Lo scorso 21 gennaio a Modena si è tenuto l’incontro del Gruppo Adozione Regionale dal titolo “L’accoglienza fra marito e moglie: prima esperienza di perdono”. Ecco il racconto di un’amica.

Domenica 21 gennaio io e mio marito siamo andati a Modena per un incontro sull’accoglienza tra marito e moglie.
Abbiamo sempre avuto a cuore questo tema che dai primissimi giorni di matrimonio ad oggi ci coglie impreparati e ci appare in qualche modo un punto “irrisolto”. Nella coppia l’accoglienza della diversità dell’altro diventa nel tempo il sintomo dell’unità inattesa tra i due sposi che non nega le differenze e non censura gli errori.
Veronica e Giovanni lo hanno illustrato con parole semplici ed esempi efficaci, raccontando dei propri limiti e delle proprie paure.

Mi ha colpito in particolare Giovanni quando ha raccontato che in alcune occasioni si arrabbia in modo esagerato con i figli e ha spiegato che il risultato della sua sfuriata è la grande amarezza che gli resta e la fatica di ripartire qualche passo indietro nel rapporto che sta costruendo con i figli. Veronica cerca di non intervenire nei momenti in cui lui sgrida i ragazzi, lo sorprende nel suo errore e, senza la pretesa di cambiarlo, lo perdona, lo osserva e lo accoglie anche in questa parte del suo carattere che non condivide. Non senza fatica, immagino io (che ho un marito simile), non senza fargli presente che ha esagerato, ma condividendo con lui il dolore del suo sbaglio.
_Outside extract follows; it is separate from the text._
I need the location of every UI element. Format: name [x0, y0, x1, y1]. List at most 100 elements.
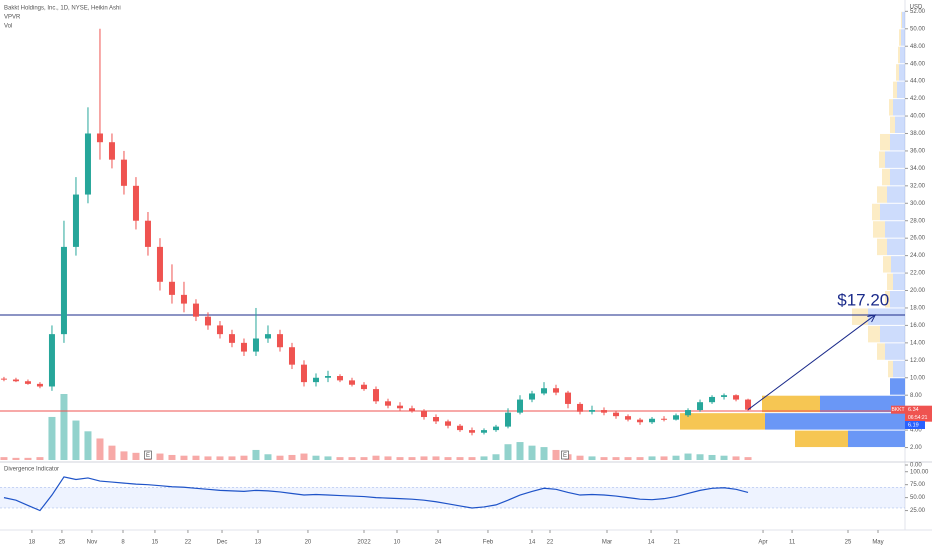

Un altro aspetto che voglio sottolineare dell’incontro è il fatto che non hanno censurato il dolore (ancora vivo) di non poter avere figli naturali. Dolore che c’è e che non si sono fatti scrupolo di condividere. Questo mettersi a nudo mi è sembrato generoso verso il pubblico di persone che era venuto ad incontrarli (tra i quali probabilmente qualche coppia che sta vivendo la stessa difficoltà) e mi ha dato la misura della loro unità. Solo il marito per la moglie e la moglie per il marito possono condividere un livello così profondo di “mancanza”, di “desiderio” e di “domanda”. “Se fosse di colore?” chiede un giorno un sacerdote a Veronica prima dell’arrivo delle accoglienze, “sarebbe un problema?” e lei ha il coraggio di dire che sì, sarebbe un problema perche renderebbe evidente che non sarebbe stato un figlio naturale. Solo nella coppia questo sentimento (non egoistico, non snob, non razzista) può essere compreso e non censurato. Una fragilità che messa nelle mani dell’altro non fa più così paura e diventa una forza, tanto che negli anni la fecondità della famiglia di Veronica e Giovanni si è allargata con figli in affido e adottati di cui prendersi cura.

Uno di questi figli è stato tutto il tempo dell’incontro in braccio alla sua mamma. Questo fatto mi ha colpita moltissimo. Mi sarei aspettata che i genitori si ritagliassero un paio di ore “da soli” per parlare all’incontro della loro famiglia e del rapporto di coppia… Invece cosa fanno? Non solo portano i figli ma uno lo piazzano proprio al centro dei riflettori. “Elemento di disturbo”? Beh, sì, spesso richiamava la loro attenzione e loro venivano interrotti. “Elemento di fatica” ? Certamente, perché dai loro interventi capiamo che ha bisogno di cure quotidiane che richiedono tempo e un minimo di competenza infermieristica.
“Elemento di unità”? Ecco, si arriva al punto: le attenzioni a lui erano un triangolo di sguardi: la mamma guardava il papà e poi il bambino, il papà guardava la mamma e poi il bambino, con la serenità data dal rimando dell’altro. Il bambino a un certo punto ha iniziato ad allontanarsi da loro e si è divertito a scavare tunnel sotto le gambe degli astanti e a correre nei corridoi laterali… Nessun imbarazzo, nessun rimprovero: la sua corsa, che ha colto tutti di sorpresa, ha in estrema sintesi reso concreta la fecondità del loro cammino, del loro guardarsi, portando insieme le fatiche, rispettando la libertà dell’altro.